I believed the weekend-long trip would just focus on how social media affects portrayals of people of different backgrounds than mine. I expected the weekend to focus on exploring minorities affected by Deferred Action for Childhood Arrivals (DACA) or international students or something.
But before we jumped into exploring social justice or diverse groups, we first focused on ourselves.
We did this in one of six “families.” These groups were a metaphor for how we didn’t get to pick our families. The metaphor also applied our ethnicities, genders and sexual orientation.
The discussions I had with my family and in the large group had an amazing affect on me. It seemed like with each discussion, whether it was on hopes or fears or how I identified myself, I started realizing the cracks in my wall. This came from the willingness to be vulnerable with this amazing group of students.
Many of us found it easy to allow ourselves to be vulnerable throughout the week. Not because we thought we’d get symphony or pity, but because we knew that members in our families would understand our vulnerability. More importantly, we knew there wouldn’t be any judgment.
By feeling comfortable with each other, we where more open about discussing social justice topics. During the second half of the retreat, we covered what social justice is.
We spent the latter part of Saturday in four groups creating a social media campaign for a social justice issue of our choice.
The group I was in had a variety of topics we cared about, but we landed on how DACA affects transgender immigrants.
It was amazing how my group could take our individual educational background from USD to create a cohesive campaign. We decided the hashtag #NDMD would get more clicks to find out what it means: No DACA Means Death. The hashtag would predominately be used on Twitter.

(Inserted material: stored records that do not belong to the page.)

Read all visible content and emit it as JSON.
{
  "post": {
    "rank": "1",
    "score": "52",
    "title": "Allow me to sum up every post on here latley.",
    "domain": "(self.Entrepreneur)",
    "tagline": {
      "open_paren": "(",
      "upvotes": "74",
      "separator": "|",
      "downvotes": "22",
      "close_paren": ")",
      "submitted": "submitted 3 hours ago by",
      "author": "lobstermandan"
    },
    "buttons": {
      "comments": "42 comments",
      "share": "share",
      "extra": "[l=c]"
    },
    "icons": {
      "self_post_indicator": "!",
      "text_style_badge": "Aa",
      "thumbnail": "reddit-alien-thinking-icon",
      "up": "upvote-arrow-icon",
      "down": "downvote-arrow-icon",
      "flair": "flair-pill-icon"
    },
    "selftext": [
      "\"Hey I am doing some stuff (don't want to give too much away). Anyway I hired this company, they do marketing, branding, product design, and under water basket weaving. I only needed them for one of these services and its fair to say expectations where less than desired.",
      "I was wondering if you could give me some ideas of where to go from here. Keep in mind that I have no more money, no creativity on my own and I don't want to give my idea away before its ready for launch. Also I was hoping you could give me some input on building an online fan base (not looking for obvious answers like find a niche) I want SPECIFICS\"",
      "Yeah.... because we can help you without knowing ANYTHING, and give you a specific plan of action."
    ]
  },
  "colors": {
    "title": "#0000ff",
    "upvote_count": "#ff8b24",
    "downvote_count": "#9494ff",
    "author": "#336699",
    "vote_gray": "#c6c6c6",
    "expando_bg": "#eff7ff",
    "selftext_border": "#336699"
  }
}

A secondary hashtag — #transdreamers — was also included for Twitter. We thought the two could be used on Instagram, much like Humans of New York photos.
Although there’s nothing in the works to execute this plan, it was a great way to learn about creating a social media campaign, especially because it was under the broad topic of social justice.
This retreat opened my eyes to social justice. It showed me how it’s important to find issues important to you and use your social media presence to bring attention to the issue in a constructive way.
The retreat also allowed me to understand both myself and some fellow USD students. I came to realize how complacent I’ve become as a global citizen in context of social justice issues. I also found out that my fellow retreat attendees are willing to assist me in becoming a more globally-aware person.